Lunedì 29 Aprile 2024

Coalizioni immaginarie

I QUOTIDIANI di ieri erano sconsolanti: da una parte, soprattutto a sinistra, affermazioni su coalizioni per le politiche a partire dalle amministrative; dall’altra, separatamente, resoconti sul primo dei quattro passaggi di un provvedimento chiave, il trattato Ceta col Canada, citato solennemente dal Presidente Mattarella nel corso della visita in quel Paese. Il voto in Commissione ha già dimostrato che su questa scelta a cavallo tra politica europea e politica estera le coalizioni che governano gran parte dei Comuni non sono esportabili: la Lega si è divisa da Forza Italia come era accaduto al Parlamento europeo; non a caso FI ha richiamato il suo ancoraggio al Ppe.

Così pure, in modo identico a Strasburgo, Sinistra italiana si è divisa dal Pd (il Pse aveva votato sì, tranne i francesi, prima di essere travolti da Macron), mentre i fuoriusciti Mdp sono scomparsi, forse perché si erano divisi al Parlamento europeo, ma in Aula dovranno pur ricomparire. E Pisapia come voterebbe? Ce lo dirà sabato? Ci siamo forse scordati che il Prodi 1 cadde perché la sua maggioranza non reggeva all’impegno Nato sul bombardamento della Serbia? Che il Prodi 2 ebbe una crisi sulla politica estera? Che l’ultimo esecutivo Berlusconi cadde per il dito medio di Bossi contro la riforma delle pensioni chiesta dalla lettera della Bce? Che nella cosiddetta Prima Repubblica il Psi non si alleava nazionalmente al Pci?

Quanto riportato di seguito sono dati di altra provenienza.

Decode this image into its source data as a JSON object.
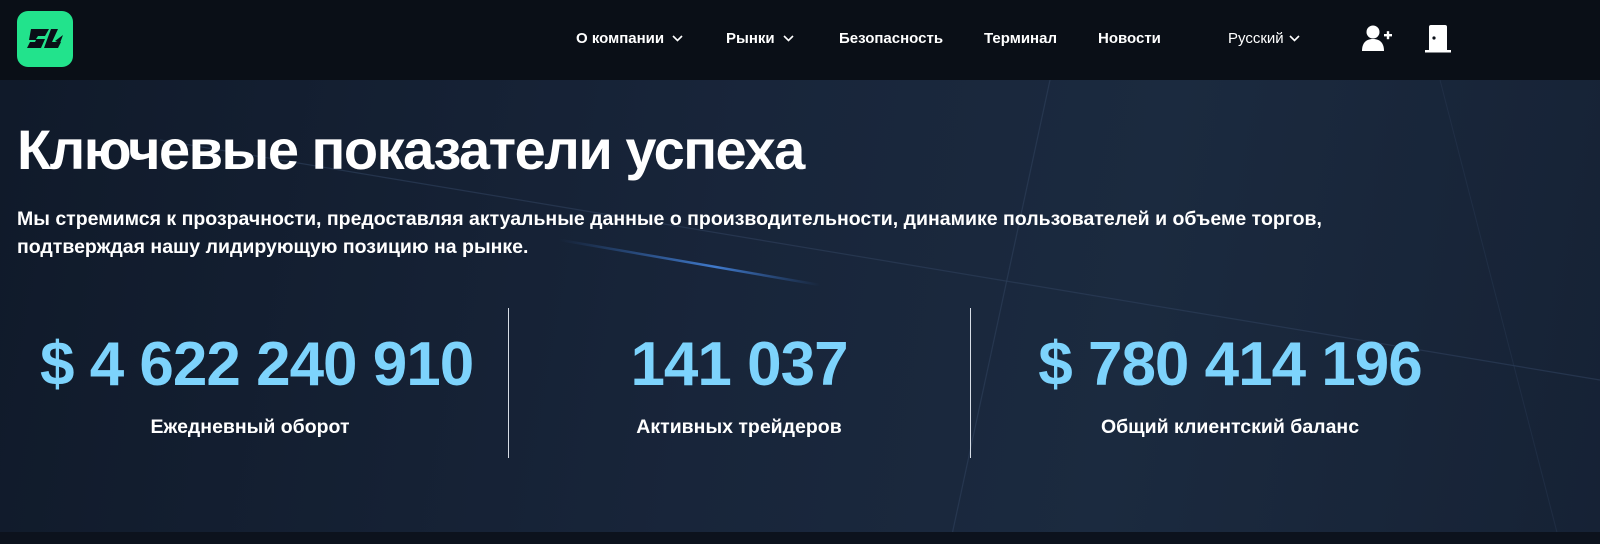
{
  "header": {
    "logo_text": "BL",
    "nav": [
      {
        "label": "О компании",
        "dropdown": true
      },
      {
        "label": "Рынки",
        "dropdown": true
      },
      {
        "label": "Безопасность",
        "dropdown": false
      },
      {
        "label": "Терминал",
        "dropdown": false
      },
      {
        "label": "Новости",
        "dropdown": false
      }
    ],
    "language": "Русский",
    "icons": [
      "add-user-icon",
      "door-icon"
    ]
  },
  "hero": {
    "title": "Ключевые показатели успеха",
    "subtitle": "Мы стремимся к прозрачности, предоставляя актуальные данные о производительности, динамике пользователей и объеме торгов, подтверждая нашу лидирующую позицию на рынке.",
    "stats": [
      {
        "value": "$ 4 622 240 910",
        "label": "Ежедневный оборот"
      },
      {
        "value": "141 037",
        "label": "Активных трейдеров"
      },
      {
        "value": "$ 780 414 196",
        "label": "Общий клиентский баланс"
      }
    ]
  },
  "colors": {
    "accent_green": "#22e38c",
    "stat_blue": "#7dd3fc",
    "header_bg": "#0a0f17",
    "hero_bg": "#18253a"
  }
}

La retorica delle coalizioni immaginarie sul piano nazionale si scontra con una realtà irriducibile, quella della linea di frattura tra apertura e chiusura che si sovrappone a quella tra destra e sinistra. Renzi ha tanti limiti, ma almeno questo lo ha capito e anche su questo ha vinto le primarie; i suoi critici per ora no.